As to why people started to suddenly use "FF currency" (for focal length and widest f-stop) for APS-C lenses, my believe is that prior to the introduction of the digital APS-C format, it was not at all common for
regular photographers to use one and the same lens with different formats. The economics of digital sensors produced the phenomenon of "crop sensors" that worked with lenses that were originally intended for a larger format. This consequence of reusing a mount that is strictly speaking too big for the sensor format used, naturally invited questions like "
What do pictures taken with a 50/1.4 FF lens look like on a crop sensor camera?". The answer is, of course, they'll look like as if you were using an FF camera (something that the vast majority has been doing so far and hence were familiar with) with a 75/2 lens. This gave people a way to understand what to expect from a 50/1.4 on APS-C.

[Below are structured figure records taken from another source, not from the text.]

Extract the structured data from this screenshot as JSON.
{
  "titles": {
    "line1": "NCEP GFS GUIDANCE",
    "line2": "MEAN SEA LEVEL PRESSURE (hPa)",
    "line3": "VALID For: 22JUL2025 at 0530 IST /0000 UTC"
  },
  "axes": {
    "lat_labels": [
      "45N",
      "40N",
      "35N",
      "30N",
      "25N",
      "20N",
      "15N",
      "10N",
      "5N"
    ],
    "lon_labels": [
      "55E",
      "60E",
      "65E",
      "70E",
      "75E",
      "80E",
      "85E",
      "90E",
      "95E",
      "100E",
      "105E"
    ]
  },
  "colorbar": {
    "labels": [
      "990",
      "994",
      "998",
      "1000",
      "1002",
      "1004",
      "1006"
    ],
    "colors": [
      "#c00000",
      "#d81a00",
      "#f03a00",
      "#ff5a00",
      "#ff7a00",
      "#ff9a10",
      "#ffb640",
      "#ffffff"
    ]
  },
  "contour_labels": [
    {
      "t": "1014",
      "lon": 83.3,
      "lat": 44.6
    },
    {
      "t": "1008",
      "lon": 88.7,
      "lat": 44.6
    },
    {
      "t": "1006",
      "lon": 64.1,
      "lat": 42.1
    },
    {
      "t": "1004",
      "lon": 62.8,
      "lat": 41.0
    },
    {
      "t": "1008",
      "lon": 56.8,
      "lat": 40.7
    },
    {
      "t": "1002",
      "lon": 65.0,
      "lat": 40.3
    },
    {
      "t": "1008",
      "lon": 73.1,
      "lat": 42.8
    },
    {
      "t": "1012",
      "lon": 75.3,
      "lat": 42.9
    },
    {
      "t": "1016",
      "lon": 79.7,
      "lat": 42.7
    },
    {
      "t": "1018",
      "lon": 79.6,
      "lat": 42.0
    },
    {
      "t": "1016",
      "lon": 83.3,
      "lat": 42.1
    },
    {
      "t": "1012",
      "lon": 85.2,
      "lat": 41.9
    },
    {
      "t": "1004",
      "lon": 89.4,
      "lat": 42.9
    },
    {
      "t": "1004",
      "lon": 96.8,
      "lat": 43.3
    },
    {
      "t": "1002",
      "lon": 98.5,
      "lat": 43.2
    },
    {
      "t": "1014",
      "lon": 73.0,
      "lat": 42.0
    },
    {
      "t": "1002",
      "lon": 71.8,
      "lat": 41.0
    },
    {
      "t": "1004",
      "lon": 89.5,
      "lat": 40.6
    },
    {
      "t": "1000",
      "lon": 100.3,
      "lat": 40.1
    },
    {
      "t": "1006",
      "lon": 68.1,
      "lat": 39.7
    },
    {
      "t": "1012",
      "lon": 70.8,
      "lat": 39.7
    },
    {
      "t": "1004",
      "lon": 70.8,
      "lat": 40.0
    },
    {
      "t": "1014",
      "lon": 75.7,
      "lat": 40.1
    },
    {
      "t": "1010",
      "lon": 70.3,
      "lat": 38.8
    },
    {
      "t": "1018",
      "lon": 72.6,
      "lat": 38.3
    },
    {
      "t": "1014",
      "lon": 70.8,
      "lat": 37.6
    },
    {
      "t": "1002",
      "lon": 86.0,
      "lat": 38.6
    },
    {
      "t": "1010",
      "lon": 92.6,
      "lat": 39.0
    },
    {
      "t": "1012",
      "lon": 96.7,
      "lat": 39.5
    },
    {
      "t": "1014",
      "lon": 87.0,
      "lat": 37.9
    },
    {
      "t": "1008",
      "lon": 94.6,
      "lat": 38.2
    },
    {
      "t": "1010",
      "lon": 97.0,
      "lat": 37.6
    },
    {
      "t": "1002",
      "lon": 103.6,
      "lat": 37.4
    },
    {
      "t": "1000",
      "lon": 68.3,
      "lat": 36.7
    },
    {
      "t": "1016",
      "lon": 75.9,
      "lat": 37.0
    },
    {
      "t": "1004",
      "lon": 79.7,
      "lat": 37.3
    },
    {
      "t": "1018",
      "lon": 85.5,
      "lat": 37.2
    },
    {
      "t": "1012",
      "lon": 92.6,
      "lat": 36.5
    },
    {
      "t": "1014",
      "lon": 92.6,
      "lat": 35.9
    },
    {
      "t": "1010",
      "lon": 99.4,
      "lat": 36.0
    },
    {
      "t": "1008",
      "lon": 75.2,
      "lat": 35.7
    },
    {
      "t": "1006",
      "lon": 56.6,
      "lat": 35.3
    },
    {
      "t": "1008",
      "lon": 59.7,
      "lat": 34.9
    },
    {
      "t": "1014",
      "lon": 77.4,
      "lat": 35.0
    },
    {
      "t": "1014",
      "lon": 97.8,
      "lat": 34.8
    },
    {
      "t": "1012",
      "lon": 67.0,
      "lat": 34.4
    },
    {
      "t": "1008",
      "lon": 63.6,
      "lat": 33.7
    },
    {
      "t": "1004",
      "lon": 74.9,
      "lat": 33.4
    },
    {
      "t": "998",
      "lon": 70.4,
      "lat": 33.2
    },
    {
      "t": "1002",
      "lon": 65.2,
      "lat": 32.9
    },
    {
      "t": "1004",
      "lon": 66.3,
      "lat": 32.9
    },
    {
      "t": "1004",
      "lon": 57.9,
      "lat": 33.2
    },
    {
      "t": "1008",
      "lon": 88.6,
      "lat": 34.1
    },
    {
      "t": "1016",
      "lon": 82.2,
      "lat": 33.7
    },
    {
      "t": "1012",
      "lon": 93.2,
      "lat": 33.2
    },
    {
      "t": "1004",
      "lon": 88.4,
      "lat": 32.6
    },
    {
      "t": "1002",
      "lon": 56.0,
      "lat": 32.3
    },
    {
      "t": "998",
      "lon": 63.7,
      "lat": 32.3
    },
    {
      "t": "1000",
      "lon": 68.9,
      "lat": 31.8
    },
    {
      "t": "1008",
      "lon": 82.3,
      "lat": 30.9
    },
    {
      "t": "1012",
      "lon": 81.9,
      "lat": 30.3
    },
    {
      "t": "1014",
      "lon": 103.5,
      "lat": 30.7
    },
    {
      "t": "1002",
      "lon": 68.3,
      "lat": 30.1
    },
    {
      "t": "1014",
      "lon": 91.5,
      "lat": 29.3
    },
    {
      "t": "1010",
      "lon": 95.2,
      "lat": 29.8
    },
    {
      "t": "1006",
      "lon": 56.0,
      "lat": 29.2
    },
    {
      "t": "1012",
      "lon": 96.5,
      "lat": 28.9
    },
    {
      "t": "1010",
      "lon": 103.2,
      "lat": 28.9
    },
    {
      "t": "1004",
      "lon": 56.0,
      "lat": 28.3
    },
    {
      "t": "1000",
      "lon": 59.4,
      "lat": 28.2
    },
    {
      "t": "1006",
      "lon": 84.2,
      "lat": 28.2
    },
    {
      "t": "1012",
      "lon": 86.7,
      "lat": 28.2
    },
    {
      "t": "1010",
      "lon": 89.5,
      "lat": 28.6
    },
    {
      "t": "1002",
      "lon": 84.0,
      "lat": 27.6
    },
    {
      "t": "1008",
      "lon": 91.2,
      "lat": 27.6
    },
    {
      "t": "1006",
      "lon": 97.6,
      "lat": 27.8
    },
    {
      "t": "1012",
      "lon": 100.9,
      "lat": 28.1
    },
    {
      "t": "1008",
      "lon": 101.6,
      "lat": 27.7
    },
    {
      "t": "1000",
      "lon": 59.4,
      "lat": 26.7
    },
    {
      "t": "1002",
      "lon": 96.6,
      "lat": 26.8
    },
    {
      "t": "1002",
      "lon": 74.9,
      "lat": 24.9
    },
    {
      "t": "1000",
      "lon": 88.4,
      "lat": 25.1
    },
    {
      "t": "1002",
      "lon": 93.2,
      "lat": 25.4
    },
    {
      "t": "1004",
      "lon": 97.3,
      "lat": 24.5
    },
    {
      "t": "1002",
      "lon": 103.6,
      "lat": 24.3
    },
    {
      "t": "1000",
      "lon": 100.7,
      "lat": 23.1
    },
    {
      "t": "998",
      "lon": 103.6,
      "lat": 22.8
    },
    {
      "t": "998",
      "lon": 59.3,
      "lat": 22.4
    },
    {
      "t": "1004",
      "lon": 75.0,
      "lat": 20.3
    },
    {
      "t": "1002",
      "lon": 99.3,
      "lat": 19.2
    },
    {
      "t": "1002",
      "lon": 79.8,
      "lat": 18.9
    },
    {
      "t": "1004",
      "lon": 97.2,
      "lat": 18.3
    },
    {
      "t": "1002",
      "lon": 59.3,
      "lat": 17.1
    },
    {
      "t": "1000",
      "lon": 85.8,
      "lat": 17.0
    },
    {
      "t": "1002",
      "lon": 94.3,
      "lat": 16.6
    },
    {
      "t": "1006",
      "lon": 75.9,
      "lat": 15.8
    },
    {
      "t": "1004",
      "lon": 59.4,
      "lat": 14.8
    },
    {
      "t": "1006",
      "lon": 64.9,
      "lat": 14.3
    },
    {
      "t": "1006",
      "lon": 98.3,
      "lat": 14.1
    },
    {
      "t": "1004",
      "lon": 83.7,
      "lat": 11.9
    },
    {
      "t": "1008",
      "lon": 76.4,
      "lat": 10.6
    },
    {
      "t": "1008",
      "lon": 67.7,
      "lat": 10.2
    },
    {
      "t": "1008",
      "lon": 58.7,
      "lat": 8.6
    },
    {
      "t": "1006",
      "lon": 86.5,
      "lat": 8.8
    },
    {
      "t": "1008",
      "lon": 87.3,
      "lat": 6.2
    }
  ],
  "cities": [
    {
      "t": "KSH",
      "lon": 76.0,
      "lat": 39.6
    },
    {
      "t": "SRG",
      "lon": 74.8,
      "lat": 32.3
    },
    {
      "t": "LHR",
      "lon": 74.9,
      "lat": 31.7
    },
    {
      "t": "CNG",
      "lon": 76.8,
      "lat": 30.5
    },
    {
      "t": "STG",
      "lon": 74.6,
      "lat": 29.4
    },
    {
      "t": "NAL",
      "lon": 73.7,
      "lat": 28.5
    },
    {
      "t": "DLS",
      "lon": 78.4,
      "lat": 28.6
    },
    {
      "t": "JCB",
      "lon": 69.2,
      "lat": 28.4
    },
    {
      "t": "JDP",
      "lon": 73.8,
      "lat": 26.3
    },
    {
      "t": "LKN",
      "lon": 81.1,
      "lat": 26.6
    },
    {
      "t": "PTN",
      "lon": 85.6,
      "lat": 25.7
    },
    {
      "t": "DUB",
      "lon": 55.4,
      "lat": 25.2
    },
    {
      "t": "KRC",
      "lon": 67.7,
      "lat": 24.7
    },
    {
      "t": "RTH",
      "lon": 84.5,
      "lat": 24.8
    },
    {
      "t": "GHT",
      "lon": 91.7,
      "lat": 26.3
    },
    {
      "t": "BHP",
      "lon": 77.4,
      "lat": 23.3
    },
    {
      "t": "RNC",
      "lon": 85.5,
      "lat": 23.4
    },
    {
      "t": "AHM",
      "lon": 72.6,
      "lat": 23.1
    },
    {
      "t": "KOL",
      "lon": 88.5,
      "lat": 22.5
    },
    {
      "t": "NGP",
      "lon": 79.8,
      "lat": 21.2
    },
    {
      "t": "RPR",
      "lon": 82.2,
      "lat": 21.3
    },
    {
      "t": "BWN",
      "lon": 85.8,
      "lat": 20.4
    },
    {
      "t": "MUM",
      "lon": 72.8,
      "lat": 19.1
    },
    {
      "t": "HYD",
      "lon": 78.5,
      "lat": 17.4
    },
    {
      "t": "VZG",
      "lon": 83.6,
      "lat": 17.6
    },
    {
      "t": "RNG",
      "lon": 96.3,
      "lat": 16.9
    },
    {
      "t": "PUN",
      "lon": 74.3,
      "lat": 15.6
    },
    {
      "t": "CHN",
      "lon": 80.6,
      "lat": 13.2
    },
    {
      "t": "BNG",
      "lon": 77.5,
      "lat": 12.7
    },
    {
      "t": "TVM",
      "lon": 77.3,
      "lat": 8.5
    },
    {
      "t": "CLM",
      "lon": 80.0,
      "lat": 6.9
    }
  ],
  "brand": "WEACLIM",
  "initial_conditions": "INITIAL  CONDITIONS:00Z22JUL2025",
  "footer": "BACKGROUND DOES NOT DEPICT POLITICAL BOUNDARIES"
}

You can blame the industry's convention to label lenses with their focal length instead of with their AOV. If a 50mm lens were labelled "46.79°" then it would have been possible to simply state "
This 46.79° FF lens, will look like a 32.17° lens on APS-C". This would have avoided unhelpful responses like "50mm = 50mm" and "f/2.8 = f/2.8" because no one challenges the fact that the AOV changes when one crops. What most people do not seem to understand is that the idea is not to claim that a 50mm "becomes" a 75mm lens. As a matter of fact, it is correct that the focal length doesn't change. However, it is 100% valid to say that the 50mm lens on APS-C is equivalent to a 75mm lens on FF. So the correct wording is that it is an "75mm FF-equivalent" lens.
Originally posted by sylvainp Anyway tell me this, if I put my 300mm da F4 lens on my pentax K1, I take a picture of a subject in FF mode then switch to crop mode and take the same picture and compare both what change ?
The most obvious change will the the AOV. You'll see a lot less in the cropped frame. This, for obvious reasons, makes it non-trivial to compare images/settings, as it will always remain an apples and oranges comparison in which you can only pick your poison but never do a straightforward comparison.
A much more helpful question is what the difference between two images is that are shot on
- K-1 in FF mode with a 300mm lens at f/4.
- K-1 in crop mode with a 200mm lens at f/2.8.
The answer is (practically) none (let's ignore ISO settings here). I'm writing "practically" because technically the f-ratio should be f/2.67 for the 200mm lens, not f/2.8.
The above assumes that both images will be looked at the same size. If you were to enlarge both by the same factor, you'd get images of different sizes which, again, would make comparisons difficult. You didn't specify the viewing conditions for your thought experiment, but the only fair comparison is to assume that both are printed at the same size or that they are viewed at different magnifications on a screen.
Originally posted by sylvainp Is DOF changed (and in which way) ?
If we assume the same output size then the image taken with the crop mode engaged will show shallower DOF. Yes, that's correct, if you keep the lens and settings constant and only crop, but maintain the same output size, the image taken with the "smaller sensor" will have the shallower DOF (ignoring for the moment, that the image contents are different). This is contrary to the common wisdom that FF cameras produce shallower DOF. The latter piece of wisdom, however, only applies, if one uses the same settings, and equivalent lenses (i.e., a longer focal length on the FF camera).
Perhaps try reading this
article on camera equivalence. The author is a Physicist with a PhD. Anyone claiming that equivalence arguments are nonsense or are made by people who do not understand the physics behind lenses, or are promoted by "
...pixel peepers and shallow dof fanatics around youtube and dpreview comment section...", should be aware that the science is supporting equivalence, not "50mm = 50mm".
P.S.: I'm not using the "Physicist with a PhD" reference to claim correctness of his arguments. I'm only pointing out what anyone disagreeing with the arguments can expect to be up against when claiming that physics is on their side. Of course, his arguments are correct, BTW, I'm merely pointing out that I'm not trying to make an "argument from authority".